Energy stocks have been slumping in the current month. ExxonMobil (XOM) and Chevron (CVX) have fallen 5.5% and 5.8%, respectively, so far in October. Royal Dutch Shell (RDS.A) and BP (BP) have slumped 4.1% and 3.0%, respectively, month-to-date. Energy stocks also plunged in the third quarter.
Energy stocks compared to equity market and oil prices
Energy stocks are slumping due to falling equity markets and plunging oil prices. So far this month, the S&P 500 Index (SPY) has fallen 2.8%, and WTI crude oil prices are down 2.7%.
The markets are feeling the effects of rising tensions ahead of US-China trade talks. Tensions increased after the US reportedly blacklisted several Chinese companies due to human rights violations. This development also affected oil prices.
To add to oil’s woes, the EIA (US Energy Information Administration) has downgraded its oil price forecast on unfavorable demand-supply dynamics. The EIA expects more production from the US to offset cuts by OPEC+ in the next year. However, demand growth remains uncertain due to geopolitical tensions. Oil prices are relevant for integrated energy companies, as they’re one of the main determinants of upstream earnings.
However, now these stocks are entering earnings season. Besides, the falls in these stocks have lowered their valuations and boosted their dividend yields. Let’s look at which of these stocks could be good buys ahead of their third-quarter earnings releases.
Upcoming earnings season
Wall Street analysts expect integrated energy companies’ earnings to fall in the third quarter.
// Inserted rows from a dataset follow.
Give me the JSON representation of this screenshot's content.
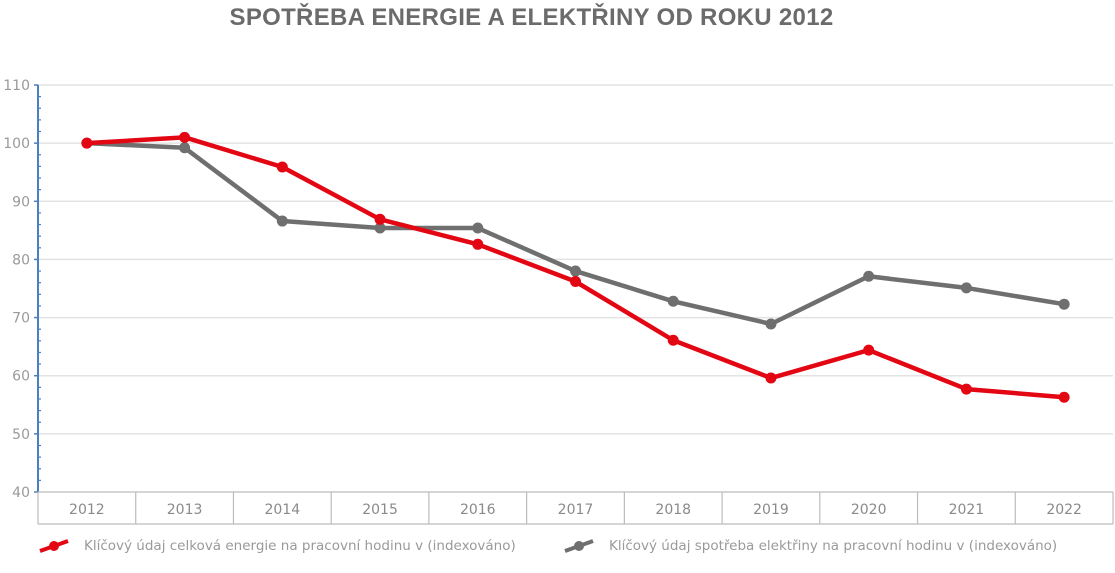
{
  "chart_data": {
    "type": "line",
    "title": "SPOTŘEBA ENERGIE A ELEKTŘINY OD ROKU 2012",
    "xlabel": "",
    "ylabel": "",
    "x": [
      "2012",
      "2013",
      "2014",
      "2015",
      "2016",
      "2017",
      "2018",
      "2019",
      "2020",
      "2021",
      "2022"
    ],
    "ylim": [
      40,
      110
    ],
    "yticks": [
      40,
      50,
      60,
      70,
      80,
      90,
      100,
      110
    ],
    "ytick_labels": [
      "40",
      "50",
      "60",
      "70",
      "80",
      "90",
      "100",
      "110"
    ],
    "grid": true,
    "legend_position": "bottom",
    "series": [
      {
        "name": "Klíčový údaj celková energie na pracovní hodinu v (indexováno)",
        "color": "#e30613",
        "values": [
          100,
          101,
          95.9,
          86.9,
          82.6,
          76.2,
          66.1,
          59.6,
          64.4,
          57.7,
          56.3
        ]
      },
      {
        "name": "Klíčový údaj spotřeba elektřiny na pracovní hodinu v (indexováno)",
        "color": "#6f6f6f",
        "values": [
          100,
          99.2,
          86.6,
          85.4,
          85.4,
          78.0,
          72.8,
          68.9,
          77.1,
          75.1,
          72.3
        ]
      }
    ]
  }
}
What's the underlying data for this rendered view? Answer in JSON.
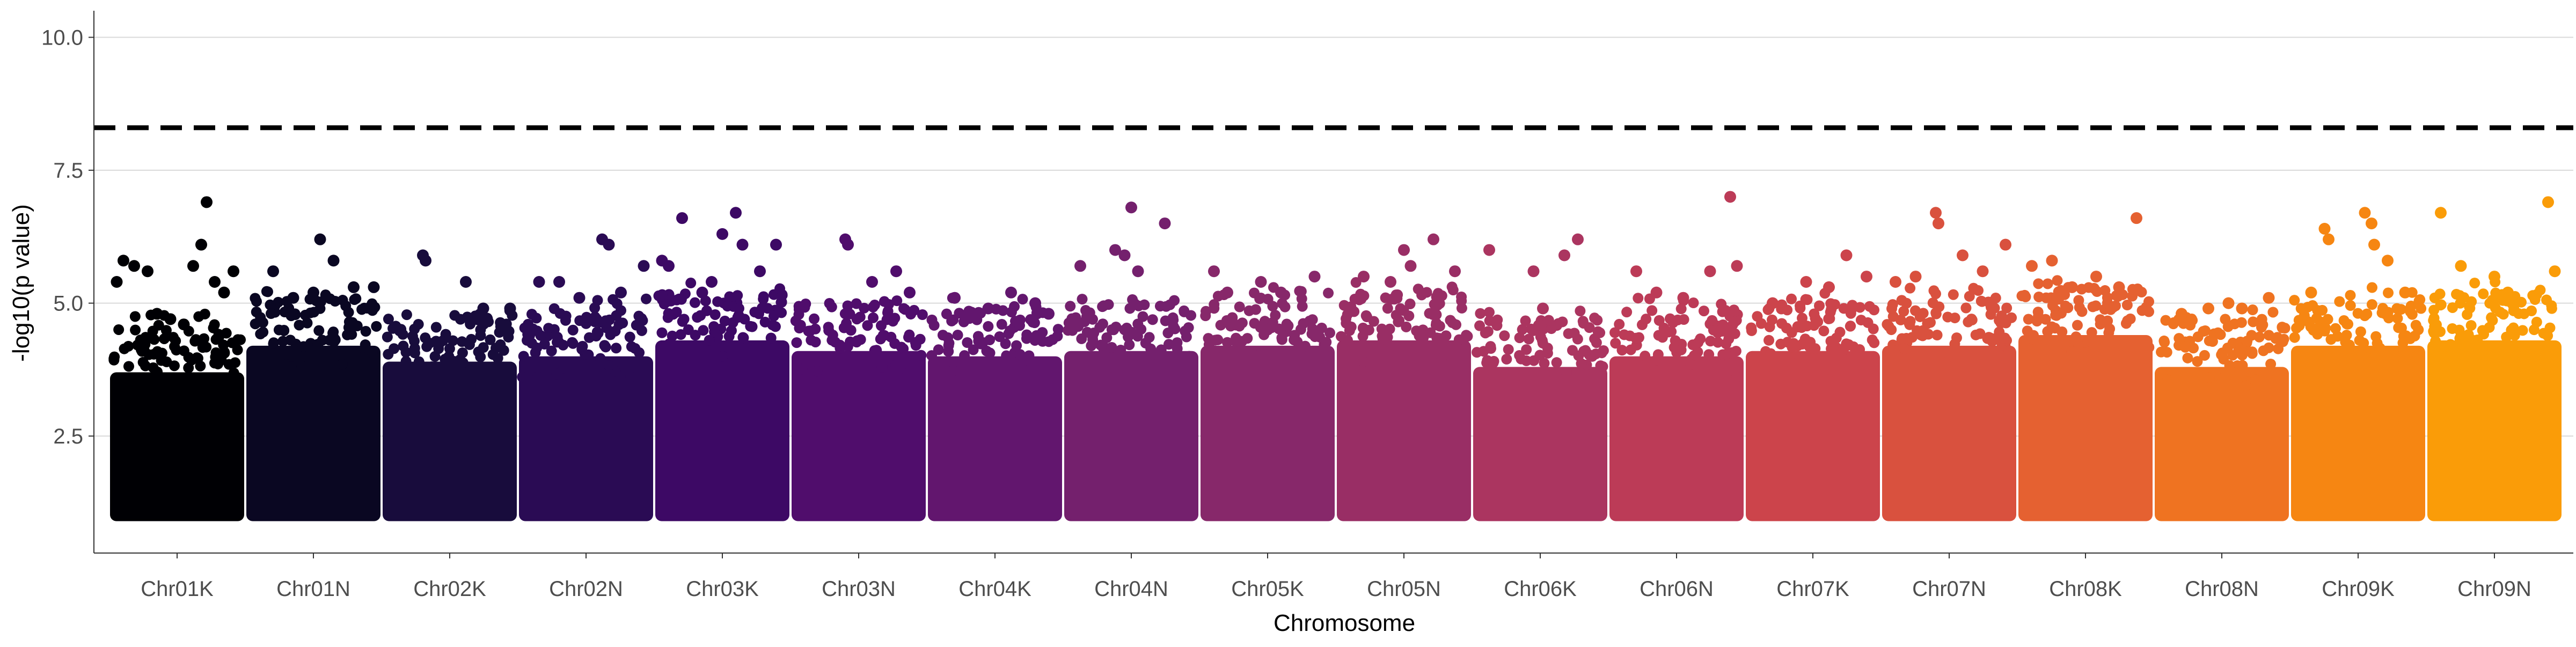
{
  "chart_data": {
    "type": "scatter",
    "title": "",
    "xlabel": "Chromosome",
    "ylabel": "-log10(p value)",
    "categories": [
      "Chr01K",
      "Chr01N",
      "Chr02K",
      "Chr02N",
      "Chr03K",
      "Chr03N",
      "Chr04K",
      "Chr04N",
      "Chr05K",
      "Chr05N",
      "Chr06K",
      "Chr06N",
      "Chr07K",
      "Chr07N",
      "Chr08K",
      "Chr08N",
      "Chr09K",
      "Chr09N"
    ],
    "ylim": [
      0.3,
      10.5
    ],
    "yticks": [
      2.5,
      5.0,
      7.5,
      10.0
    ],
    "ytick_labels": [
      "2.5",
      "5.0",
      "7.5",
      "10.0"
    ],
    "grid": "horizontal major",
    "legend": "none",
    "threshold": 8.3,
    "threshold_style": "dashed black",
    "y_min_value": 1.0,
    "colors": [
      "#000004",
      "#0a0722",
      "#180c3c",
      "#2a0b54",
      "#3d0965",
      "#500d6c",
      "#62166e",
      "#74206d",
      "#87286a",
      "#992e65",
      "#ab3560",
      "#bc3b57",
      "#cc444b",
      "#d9513e",
      "#e56131",
      "#ef7321",
      "#f68612",
      "#fa9c08"
    ],
    "series": [
      {
        "name": "Chr01K",
        "bulk_top": 4.3,
        "outliers": [
          [
            0.05,
            5.4
          ],
          [
            0.1,
            5.8
          ],
          [
            0.18,
            5.7
          ],
          [
            0.28,
            5.6
          ],
          [
            0.35,
            4.8
          ],
          [
            0.55,
            4.6
          ],
          [
            0.62,
            5.7
          ],
          [
            0.68,
            6.1
          ],
          [
            0.72,
            6.9
          ],
          [
            0.78,
            5.4
          ],
          [
            0.85,
            5.2
          ],
          [
            0.92,
            5.6
          ],
          [
            0.45,
            4.7
          ]
        ]
      },
      {
        "name": "Chr01N",
        "bulk_top": 4.8,
        "outliers": [
          [
            0.2,
            5.6
          ],
          [
            0.5,
            5.2
          ],
          [
            0.55,
            6.2
          ],
          [
            0.65,
            5.8
          ],
          [
            0.8,
            5.3
          ],
          [
            0.95,
            5.3
          ],
          [
            0.35,
            5.1
          ]
        ]
      },
      {
        "name": "Chr02K",
        "bulk_top": 4.5,
        "outliers": [
          [
            0.3,
            5.9
          ],
          [
            0.32,
            5.8
          ],
          [
            0.62,
            5.4
          ],
          [
            0.75,
            4.9
          ],
          [
            0.95,
            4.9
          ]
        ]
      },
      {
        "name": "Chr02N",
        "bulk_top": 4.6,
        "outliers": [
          [
            0.15,
            5.4
          ],
          [
            0.3,
            5.4
          ],
          [
            0.62,
            6.2
          ],
          [
            0.67,
            6.1
          ],
          [
            0.76,
            5.2
          ],
          [
            0.93,
            5.7
          ],
          [
            0.45,
            5.1
          ]
        ]
      },
      {
        "name": "Chr03K",
        "bulk_top": 4.9,
        "outliers": [
          [
            0.05,
            5.8
          ],
          [
            0.1,
            5.7
          ],
          [
            0.2,
            6.6
          ],
          [
            0.5,
            6.3
          ],
          [
            0.6,
            6.7
          ],
          [
            0.65,
            6.1
          ],
          [
            0.78,
            5.6
          ],
          [
            0.9,
            6.1
          ],
          [
            0.42,
            5.4
          ],
          [
            0.35,
            5.2
          ]
        ]
      },
      {
        "name": "Chr03N",
        "bulk_top": 4.7,
        "outliers": [
          [
            0.4,
            6.2
          ],
          [
            0.42,
            6.1
          ],
          [
            0.6,
            5.4
          ],
          [
            0.78,
            5.6
          ],
          [
            0.88,
            5.2
          ]
        ]
      },
      {
        "name": "Chr04K",
        "bulk_top": 4.6,
        "outliers": [
          [
            0.2,
            5.1
          ],
          [
            0.45,
            4.9
          ],
          [
            0.62,
            5.2
          ],
          [
            0.8,
            5.0
          ],
          [
            0.9,
            4.8
          ]
        ]
      },
      {
        "name": "Chr04N",
        "bulk_top": 4.7,
        "outliers": [
          [
            0.12,
            5.7
          ],
          [
            0.38,
            6.0
          ],
          [
            0.5,
            6.8
          ],
          [
            0.55,
            5.6
          ],
          [
            0.75,
            6.5
          ],
          [
            0.45,
            5.9
          ]
        ]
      },
      {
        "name": "Chr05K",
        "bulk_top": 4.8,
        "outliers": [
          [
            0.1,
            5.6
          ],
          [
            0.2,
            5.2
          ],
          [
            0.45,
            5.4
          ],
          [
            0.6,
            5.2
          ],
          [
            0.85,
            5.5
          ]
        ]
      },
      {
        "name": "Chr05N",
        "bulk_top": 4.9,
        "outliers": [
          [
            0.2,
            5.5
          ],
          [
            0.4,
            5.4
          ],
          [
            0.5,
            6.0
          ],
          [
            0.55,
            5.7
          ],
          [
            0.72,
            6.2
          ],
          [
            0.88,
            5.6
          ]
        ]
      },
      {
        "name": "Chr06K",
        "bulk_top": 4.4,
        "outliers": [
          [
            0.12,
            6.0
          ],
          [
            0.45,
            5.6
          ],
          [
            0.68,
            5.9
          ],
          [
            0.78,
            6.2
          ],
          [
            0.52,
            4.9
          ]
        ]
      },
      {
        "name": "Chr06N",
        "bulk_top": 4.6,
        "outliers": [
          [
            0.2,
            5.6
          ],
          [
            0.35,
            5.2
          ],
          [
            0.55,
            5.1
          ],
          [
            0.75,
            5.6
          ],
          [
            0.9,
            7.0
          ],
          [
            0.95,
            5.7
          ]
        ]
      },
      {
        "name": "Chr07K",
        "bulk_top": 4.7,
        "outliers": [
          [
            0.2,
            5.0
          ],
          [
            0.45,
            5.4
          ],
          [
            0.62,
            5.3
          ],
          [
            0.75,
            5.9
          ],
          [
            0.9,
            5.5
          ]
        ]
      },
      {
        "name": "Chr07N",
        "bulk_top": 4.8,
        "outliers": [
          [
            0.1,
            5.4
          ],
          [
            0.25,
            5.5
          ],
          [
            0.4,
            6.7
          ],
          [
            0.42,
            6.5
          ],
          [
            0.6,
            5.9
          ],
          [
            0.75,
            5.6
          ],
          [
            0.92,
            6.1
          ]
        ]
      },
      {
        "name": "Chr08K",
        "bulk_top": 5.0,
        "outliers": [
          [
            0.1,
            5.7
          ],
          [
            0.25,
            5.8
          ],
          [
            0.4,
            5.3
          ],
          [
            0.58,
            5.5
          ],
          [
            0.75,
            5.3
          ],
          [
            0.88,
            6.6
          ]
        ]
      },
      {
        "name": "Chr08N",
        "bulk_top": 4.4,
        "outliers": [
          [
            0.2,
            4.8
          ],
          [
            0.4,
            4.9
          ],
          [
            0.55,
            5.0
          ],
          [
            0.65,
            4.9
          ],
          [
            0.85,
            5.1
          ]
        ]
      },
      {
        "name": "Chr09K",
        "bulk_top": 4.8,
        "outliers": [
          [
            0.15,
            5.2
          ],
          [
            0.25,
            6.4
          ],
          [
            0.28,
            6.2
          ],
          [
            0.55,
            6.7
          ],
          [
            0.6,
            6.5
          ],
          [
            0.62,
            6.1
          ],
          [
            0.85,
            5.2
          ],
          [
            0.72,
            5.8
          ]
        ]
      },
      {
        "name": "Chr09N",
        "bulk_top": 4.9,
        "outliers": [
          [
            0.1,
            6.7
          ],
          [
            0.25,
            5.7
          ],
          [
            0.5,
            5.5
          ],
          [
            0.6,
            5.2
          ],
          [
            0.9,
            6.9
          ],
          [
            0.95,
            5.6
          ]
        ]
      }
    ]
  }
}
They expect lower oil prices to affect upstream realizations and earnings. However, better upstream production could partly support their earnings. Plus, analysts expect weaker oil spreads to affect downstream earnings.
Among the integrated energy stocks discussed here, analysts expect ExxonMobil’s earnings to fall the most by 49% YoY. Their estimate is in line with the company’s guidance for its third-quarter earnings.
Further, analysts expect BP’s earnings to fall 35% YoY. However, they expect lower declines of 20% and 15% YoY, respectively, in Chevron’s and Shell’s profits.
Dividend yields of energy stocks
Most of the above-mentioned companies have paid growing and reliable dividends in recent years, but Shell’s dividend payments have remained stable. However, the company has an active share buyback program. Shell announced the next tranche of its program during its last earnings results.
The ongoing slump in energy stocks has raised some of these companies’ dividend yields. Shell and BP have higher dividend yields of 6.7% each. However, ExxonMobil’s and Chevron’s yields are lower at 5.2% and 4.3%, respectively.
The fall in energy stocks has lowered their valuations. While Shell and BP are trading at 10.0x and 10.1x forward PEs, Chevron and ExxonMobil are trading at 14.5x and 16.3x forward PEs, respectively. Shell’s and BP’s valuations are likely affected by their higher debt levels compared to ExxonMobil and Chevron.
In a scenario of declining earnings, the best bets in the energy sector could be Shell and Chevron. These two companies are expected to post the smallest earnings falls in the third quarter. Between these two energy stocks, Shell seems better placed, with a higher dividend yield and a lower valuation.